9) You push away friendship
If you find that you respond to offers of friendship with indifference or dismissal then it’s quite possible that an inner competitiveness is leading to this reaction on your part.
When you become too competitive and locked in that mindset then friendship can seem irrelevant.
Unless you can see an immediate benefit to being friends with them or meeting up with them, you’re quite likely to ignore messages and ignore attempts at friendship.
You’re also unlikely to want to open up much when talking about yourself or your goals or interests with someone new, out of a perception that you’re giving away too much about yourself for no clear benefit.
10) You mistrust advice and help
When advice and help come your way, how do you react?
Some advice really isn’t that good, and we do sometimes need to get things done on our own.
But the very offer of advice and help can still be graciously declined or at least turned down in a nice way.
When you’re overly competitive, you may perceive advice or help as condescending or looking down on you even when it’s not that way.
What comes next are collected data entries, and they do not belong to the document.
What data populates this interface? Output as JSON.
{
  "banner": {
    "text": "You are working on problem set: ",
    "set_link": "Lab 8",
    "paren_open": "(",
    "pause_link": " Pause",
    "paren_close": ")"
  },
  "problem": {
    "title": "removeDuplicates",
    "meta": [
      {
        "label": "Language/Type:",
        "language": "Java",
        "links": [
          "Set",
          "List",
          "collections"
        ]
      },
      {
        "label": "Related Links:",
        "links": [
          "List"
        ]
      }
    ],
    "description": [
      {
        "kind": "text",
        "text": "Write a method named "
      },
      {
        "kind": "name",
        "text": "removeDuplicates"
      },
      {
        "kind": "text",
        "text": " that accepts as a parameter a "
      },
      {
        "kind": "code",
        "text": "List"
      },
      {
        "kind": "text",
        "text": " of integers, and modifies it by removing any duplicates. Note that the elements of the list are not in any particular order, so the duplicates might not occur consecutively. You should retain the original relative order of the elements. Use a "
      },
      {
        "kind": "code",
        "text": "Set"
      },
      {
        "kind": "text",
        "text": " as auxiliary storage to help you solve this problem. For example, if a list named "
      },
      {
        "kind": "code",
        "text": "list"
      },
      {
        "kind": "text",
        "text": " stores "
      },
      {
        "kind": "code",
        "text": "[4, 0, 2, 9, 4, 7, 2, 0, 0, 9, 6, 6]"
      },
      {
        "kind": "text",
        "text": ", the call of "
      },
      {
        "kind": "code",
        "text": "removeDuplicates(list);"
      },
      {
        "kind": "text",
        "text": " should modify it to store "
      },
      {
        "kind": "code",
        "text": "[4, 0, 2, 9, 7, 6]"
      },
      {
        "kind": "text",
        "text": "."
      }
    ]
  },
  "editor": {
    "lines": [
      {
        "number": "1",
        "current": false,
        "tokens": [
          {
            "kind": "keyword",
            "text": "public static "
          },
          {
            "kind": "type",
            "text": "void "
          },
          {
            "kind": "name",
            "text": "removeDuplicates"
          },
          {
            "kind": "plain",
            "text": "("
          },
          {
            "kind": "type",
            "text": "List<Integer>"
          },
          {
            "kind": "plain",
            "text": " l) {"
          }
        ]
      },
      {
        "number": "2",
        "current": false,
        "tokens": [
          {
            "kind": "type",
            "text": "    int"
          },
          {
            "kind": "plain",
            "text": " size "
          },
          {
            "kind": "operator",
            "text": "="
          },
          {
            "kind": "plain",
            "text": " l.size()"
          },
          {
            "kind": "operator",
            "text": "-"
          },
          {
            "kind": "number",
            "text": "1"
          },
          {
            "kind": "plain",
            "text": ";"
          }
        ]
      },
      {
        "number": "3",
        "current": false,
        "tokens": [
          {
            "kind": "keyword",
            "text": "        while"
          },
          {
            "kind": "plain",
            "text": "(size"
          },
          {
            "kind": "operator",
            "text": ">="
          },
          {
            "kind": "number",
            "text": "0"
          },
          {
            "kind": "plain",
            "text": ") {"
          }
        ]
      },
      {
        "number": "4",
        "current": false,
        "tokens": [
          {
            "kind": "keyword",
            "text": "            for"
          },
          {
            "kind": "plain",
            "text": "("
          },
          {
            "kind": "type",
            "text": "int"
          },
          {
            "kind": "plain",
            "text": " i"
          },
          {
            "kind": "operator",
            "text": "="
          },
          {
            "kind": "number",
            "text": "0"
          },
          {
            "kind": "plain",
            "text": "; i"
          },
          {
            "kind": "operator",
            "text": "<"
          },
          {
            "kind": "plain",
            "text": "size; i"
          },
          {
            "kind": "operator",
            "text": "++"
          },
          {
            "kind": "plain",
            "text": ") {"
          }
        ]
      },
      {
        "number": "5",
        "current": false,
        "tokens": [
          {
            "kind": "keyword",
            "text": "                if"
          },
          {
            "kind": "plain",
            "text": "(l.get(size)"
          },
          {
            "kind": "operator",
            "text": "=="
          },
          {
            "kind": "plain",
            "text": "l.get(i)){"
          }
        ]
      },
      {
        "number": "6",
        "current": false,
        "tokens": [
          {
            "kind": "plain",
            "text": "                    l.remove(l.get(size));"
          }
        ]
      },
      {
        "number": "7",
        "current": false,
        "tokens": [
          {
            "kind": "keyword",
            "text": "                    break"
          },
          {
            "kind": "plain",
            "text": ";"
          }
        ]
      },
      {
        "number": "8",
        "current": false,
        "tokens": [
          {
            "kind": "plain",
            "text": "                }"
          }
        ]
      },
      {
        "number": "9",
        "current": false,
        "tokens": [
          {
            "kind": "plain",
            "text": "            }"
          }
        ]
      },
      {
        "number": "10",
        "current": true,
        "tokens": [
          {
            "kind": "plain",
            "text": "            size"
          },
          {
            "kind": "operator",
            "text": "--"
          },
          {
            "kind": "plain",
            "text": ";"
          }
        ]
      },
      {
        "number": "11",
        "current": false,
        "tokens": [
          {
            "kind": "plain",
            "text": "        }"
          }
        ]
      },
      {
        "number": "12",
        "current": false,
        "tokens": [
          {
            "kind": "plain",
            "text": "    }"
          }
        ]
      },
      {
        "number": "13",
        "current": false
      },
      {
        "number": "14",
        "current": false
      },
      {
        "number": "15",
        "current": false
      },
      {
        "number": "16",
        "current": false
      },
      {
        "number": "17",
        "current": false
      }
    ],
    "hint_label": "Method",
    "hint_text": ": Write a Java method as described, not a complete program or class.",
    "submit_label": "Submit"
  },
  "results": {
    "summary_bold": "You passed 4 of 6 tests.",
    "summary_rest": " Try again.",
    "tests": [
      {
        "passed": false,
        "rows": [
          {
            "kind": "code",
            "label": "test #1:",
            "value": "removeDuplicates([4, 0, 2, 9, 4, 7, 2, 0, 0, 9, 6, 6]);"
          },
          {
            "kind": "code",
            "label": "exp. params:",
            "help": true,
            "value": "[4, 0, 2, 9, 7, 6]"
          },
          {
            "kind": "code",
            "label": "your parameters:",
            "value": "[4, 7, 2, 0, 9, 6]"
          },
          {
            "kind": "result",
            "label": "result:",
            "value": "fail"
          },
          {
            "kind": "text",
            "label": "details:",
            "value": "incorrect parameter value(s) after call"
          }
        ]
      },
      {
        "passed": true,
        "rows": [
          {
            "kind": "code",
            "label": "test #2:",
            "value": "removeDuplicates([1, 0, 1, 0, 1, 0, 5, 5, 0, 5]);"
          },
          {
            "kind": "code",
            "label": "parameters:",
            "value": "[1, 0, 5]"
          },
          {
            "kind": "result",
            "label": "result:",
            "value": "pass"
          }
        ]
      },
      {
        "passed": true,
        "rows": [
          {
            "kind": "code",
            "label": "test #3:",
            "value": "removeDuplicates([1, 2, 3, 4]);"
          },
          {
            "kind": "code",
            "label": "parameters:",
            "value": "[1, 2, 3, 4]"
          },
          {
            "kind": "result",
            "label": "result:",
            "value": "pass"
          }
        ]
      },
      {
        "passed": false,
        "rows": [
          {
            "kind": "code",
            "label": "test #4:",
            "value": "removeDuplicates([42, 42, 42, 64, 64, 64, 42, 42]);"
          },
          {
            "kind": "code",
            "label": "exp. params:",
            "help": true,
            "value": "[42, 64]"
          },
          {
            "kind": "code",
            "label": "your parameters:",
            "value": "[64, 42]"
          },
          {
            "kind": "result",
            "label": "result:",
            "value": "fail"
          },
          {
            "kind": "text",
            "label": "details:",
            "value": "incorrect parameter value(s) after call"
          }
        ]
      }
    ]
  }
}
We all need a hand up now and then and some words of advice, and it’s nothing to be ashamed of.
Your number one opponent…
Many times we can be our own worst enemy in the negative sense.
But we can also look at this differently:
Our greatest healthy competition should be against ourselves, not against other people.
Our most important status should be our status in our own eyes, not in the eyes of society or other people.
When it comes to competition, remember not to get too carried away.
Your number one opponent will always be you.